Patient-Reported Quality of Life After Intravenous Alteplase for Stroke in the WAKE-UP Trial.

Neurology

From the Klinik und Poliklinik für Neurologie (M.J., B.C., E.S., F.Q., E.B., G.T., C.G.), Kopf- und Neurozentrum, University Medical Center Hamburg-Eppendorf; Institut für Medizinische Biometrie und Epidemiologie (S.S., K.W.), Zentrum für Experimentelle Medizin, Universitätsklinikum Hamburg-Eppendorf, Germany; Hospices Civils de Lyon (F.B.), Service de Biostatistique; Université Lyon 1 (F.B.), Villeurbanne; and CNRS (F.B.), UMR 5558, Laboratoire de Biométrie et Biologie Evolutive, Villeurbanne, France; Centrum für Schlaganfallforschung Berlin (CSB) (M. Ebinger, M. Endres, J.F.) and Klinik und Hochschulambulanz für Neurologie (M. Endres), Charité-Universitätsmedizin Berlin; Neurologie (M. Ebinger), Medical Park Berlin Humboldtmühle; German Center for Neurodegenerative Disease (DZNE) (M. Endres), Partner Site Berlin; German Center for Cardiovascular Research (DZHK) (M. Endres), Partner Site Berlin; Excellence Cluster NeuroCure (M. Endres), Berlin, Germany; Florey Institute of Neuroscience and Mental Health (V.T.), University of Melbourne, Heidelberg, Victoria Department of Neurology (V.T.), Austin Health, Heidelberg, Victoria, Australia; Department of Neurology (R.L.), University Hospitals Leuven; Department of Neurosciences (R.L.), KU Leuven, University of Leuven, Experimental Neurology; VIB (R.L.), Center for Brain & Disease Research, Laboratory of Neurobiology, Leuven, Belgium; School of Psychology & Neuroscience (K.M.), University of Glasgow, United Kingdom; Department of Stroke Medicine (N.N.), Université Claude Bernard Lyon 1, CREATIS CNRS UMR 5220-INSERM U1206, INSA; Hospices Civils de Lyon (N.N.), France; Department of Radiology (S.P.), Institut de Diagnostic per la Image (IDI), Hospital Dr Josep Trueta, Institut dInvestigació Biomèdica de Girona (IDIBGI), Girona, Spain; and Department of Neurology (C.Z.S.), Aarhus University Hospital, Denmark.

Published: January 2023

Background And Objectives: Intravenous alteplase improves functional outcome after acute ischemic stroke. However, little is known about the effects on self-reported health-related quality of life (HRQoL).

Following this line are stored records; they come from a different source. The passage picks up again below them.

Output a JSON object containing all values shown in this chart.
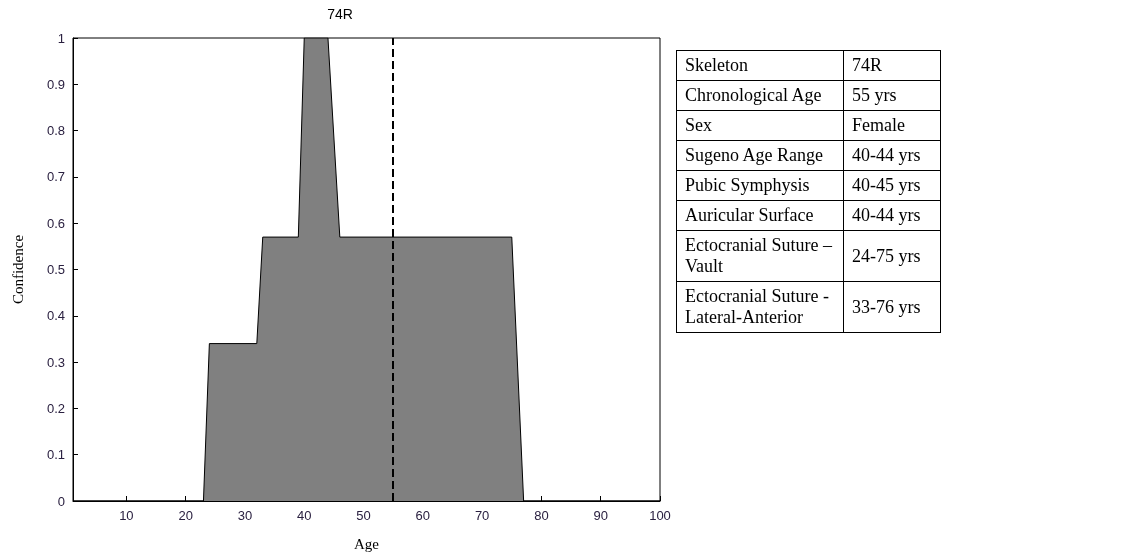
{
  "chart_data": [
    {
      "type": "area",
      "title": "74R",
      "xlabel": "Age",
      "ylabel": "Confidence",
      "series": [
        {
          "color": "#808080",
          "x": [
            1,
            23,
            24,
            32,
            33,
            39,
            40,
            44,
            46,
            75,
            77,
            100
          ],
          "values": [
            0,
            0,
            0.34,
            0.34,
            0.57,
            0.57,
            1,
            1,
            0.57,
            0.57,
            0,
            0
          ]
        }
      ],
      "xlim": [
        1,
        100
      ],
      "xticks": [
        10,
        20,
        30,
        40,
        50,
        60,
        70,
        80,
        90,
        100
      ],
      "ylim": [
        0,
        1
      ],
      "yticks": [
        0,
        0.1,
        0.2,
        0.3,
        0.4,
        0.5,
        0.6,
        0.7,
        0.8,
        0.9,
        1
      ],
      "ref_lines": [
        {
          "axis": "x",
          "value": 55,
          "color": "#000000",
          "line_style": "dashed"
        }
      ],
      "grid": false
    },
    {
      "type": "other",
      "annotations": [
        "Skeleton",
        "74R",
        "Chronological Age",
        "55 yrs",
        "Sex",
        "Female",
        "Sugeno Age Range",
        "40-44 yrs",
        "Pubic Symphysis",
        "40-45 yrs",
        "Auricular Surface",
        "40-44 yrs",
        "Ectocranial Suture – Vault",
        "24-75 yrs",
        "Ectocranial Suture - Lateral-Anterior",
        "33-76 yrs"
      ]
    }
  ]
}
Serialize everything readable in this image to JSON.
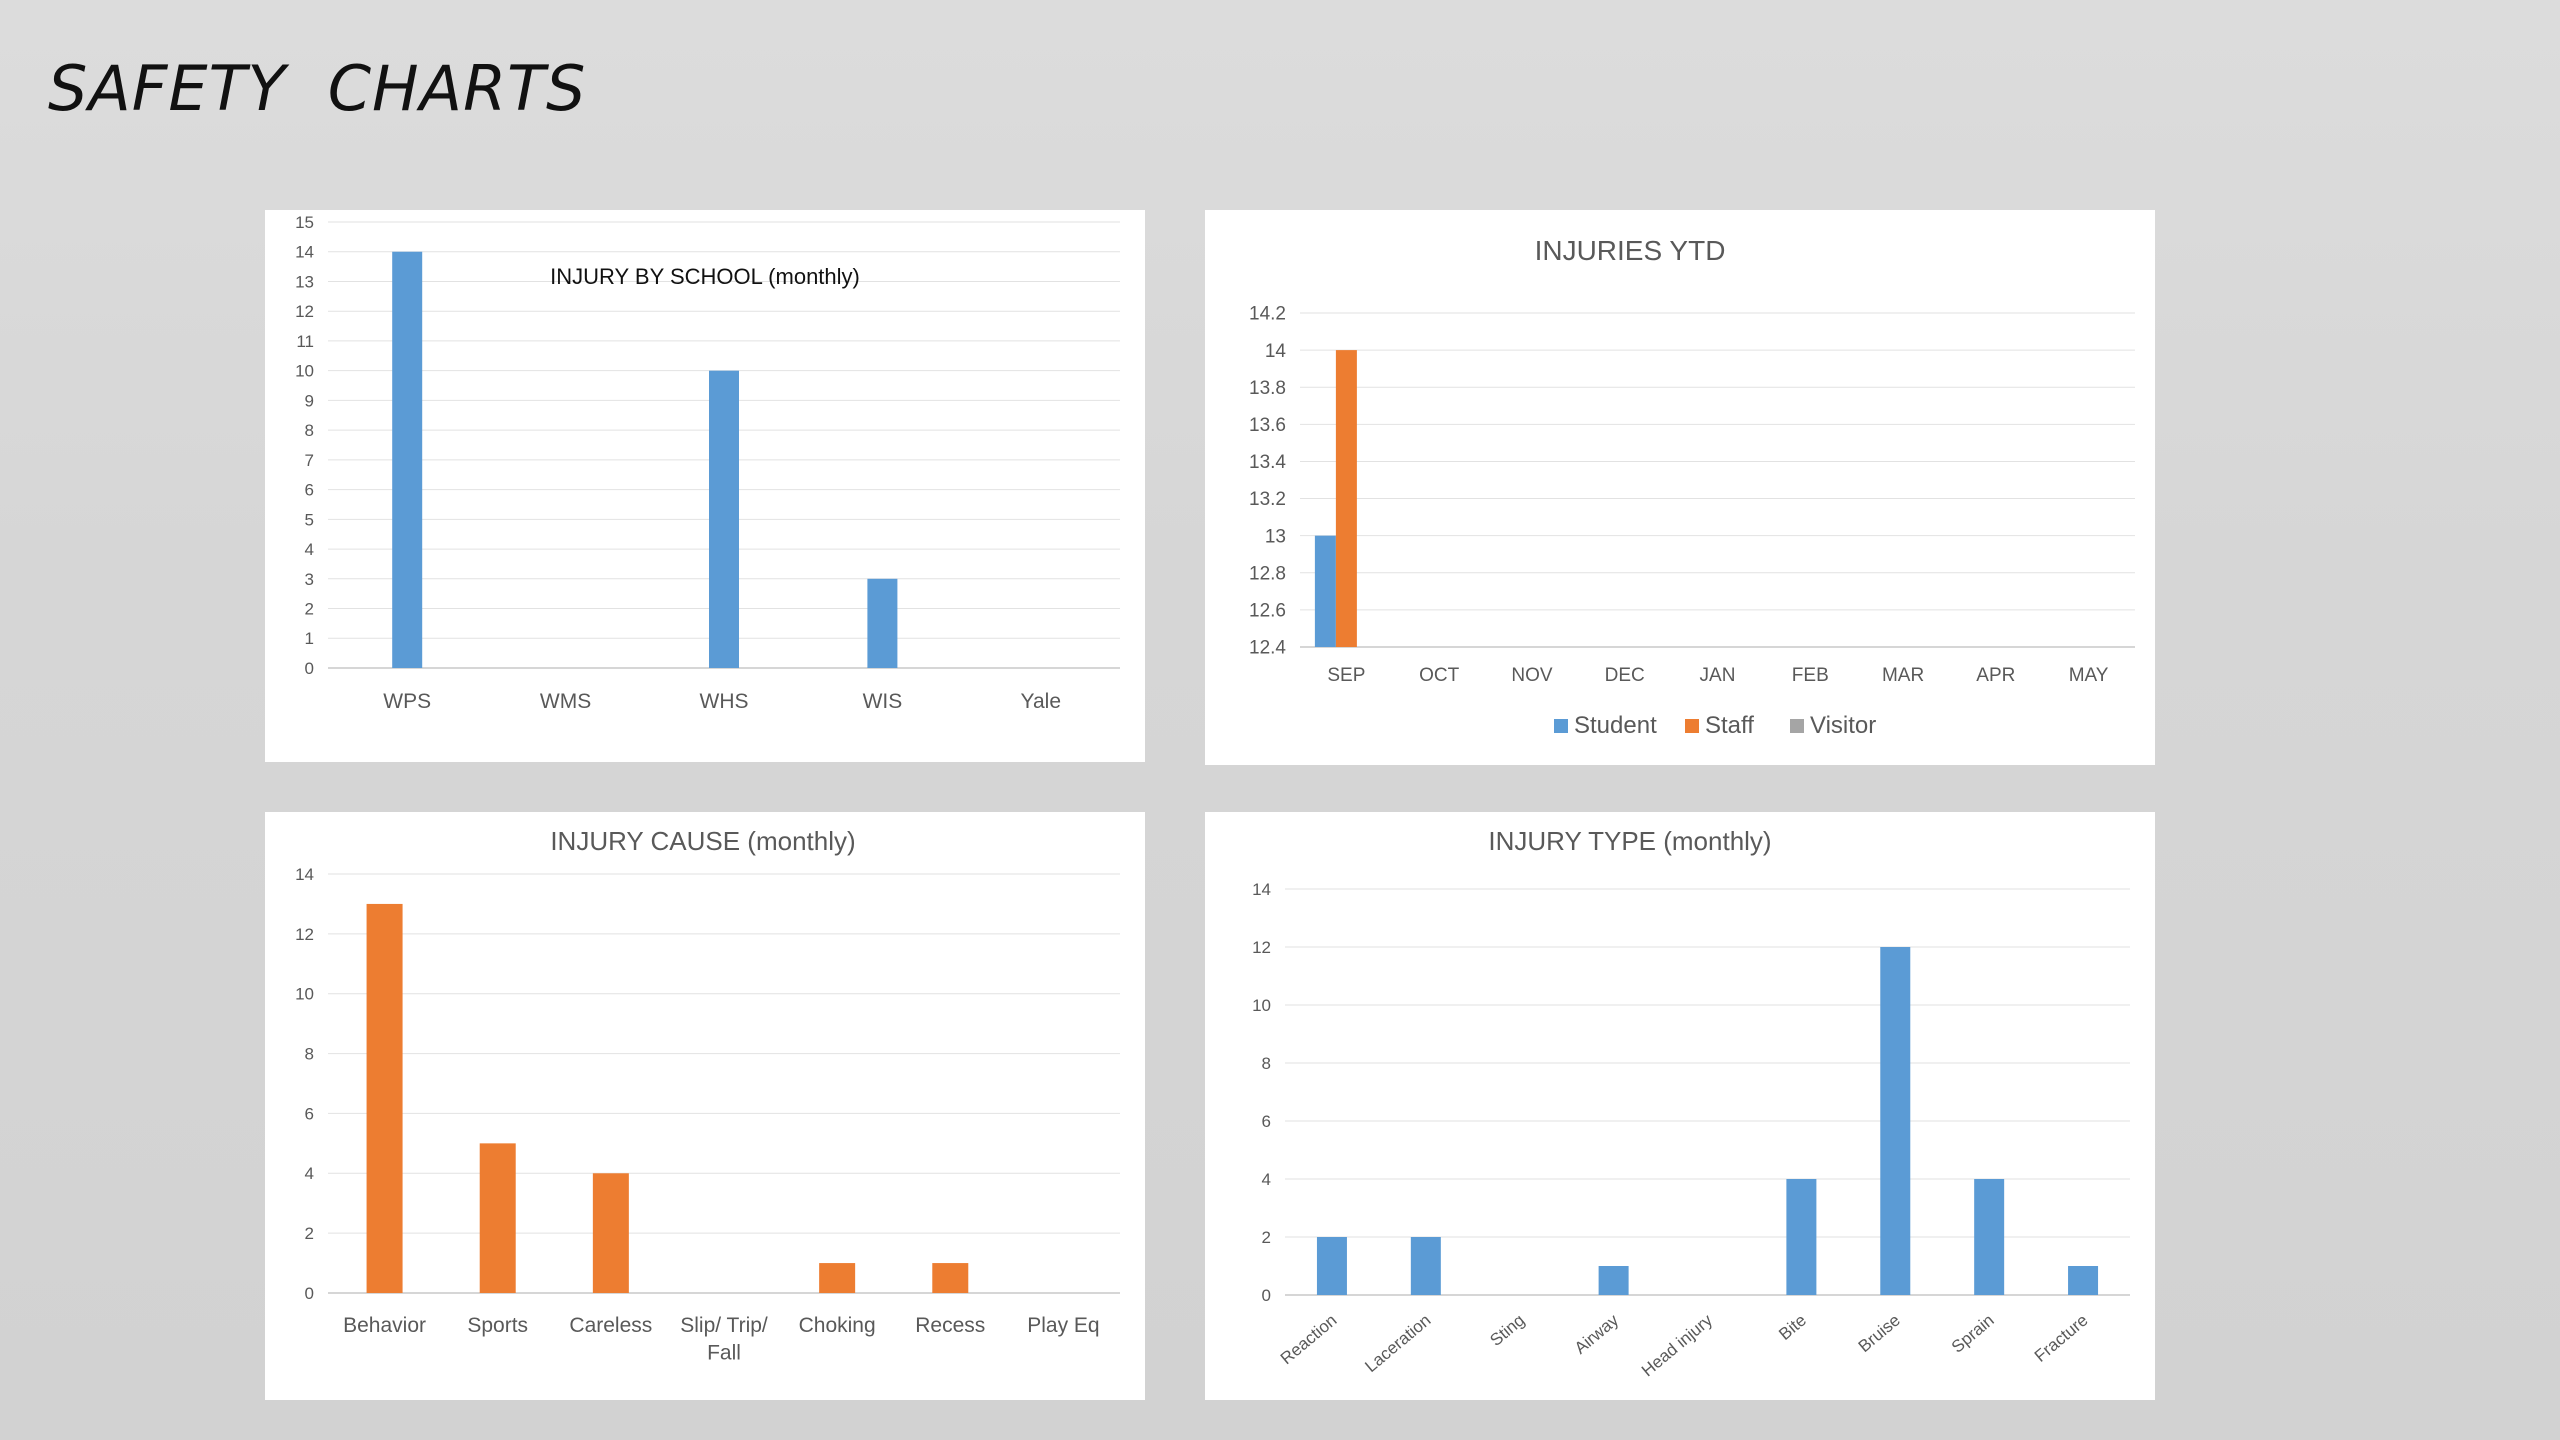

Methods: WAKE-UP was a multicenter, randomized, placebo-controlled trial of MRI-guided intravenous alteplase in stroke with unknown onset time. HRQoL was assessed using the EuroQol five-dimensional questionnaire (EQ-5D) at 90 days, comprising the EQ-5D index and the EQ visual analogue scale (VAS). Functional outcome was assessed by the modified Rankin Scale (mRS). We calculated the effect of treatment on EQ-5D index and EQ VAS using multiple linear regression models. Mediation analysis was performed on stroke survivors to explore the extent to which the effect of alteplase on HRQoL was mediated by functional outcome.

Results: Among 490 stroke survivors, the EQ-5D index was available for 452 (92.2%), of whom 226 (50%) were assigned to treatment with alteplase and 226 (50%) to placebo. At 90 days, mean EQ-5D index was higher, reflecting a better health state, in patients randomized to treatment with alteplase than with placebo (0.75 vs 0.67) with an adjusted mean difference of 0.07 (95% CI 0.02-0.12, = 0.005). In addition, mean EQ VAS was higher with alteplase than with placebo (72.6 vs 64.9), with an adjusted mean difference of 7.6 (95% CI 3.9-11.8, < 0.001). Eighty-five percent of the total treatment effect of alteplase on the EQ-5D index was mediated using the mRS score while there was no significant direct effect. By contrast, the treatment effect on the EQ VAS was mainly through the direct pathway (60%), whereas 40% was mediated by the mRS.

Discussion: Assessment of patient-reported outcome measures reveals a potential benefit of intravenous alteplase for HRQoL beyond improvement of functional outcome.

Trial Registration Information: ClinicalTrials.gov number, NCT01525290; EudraCT number, 2011-005906-32.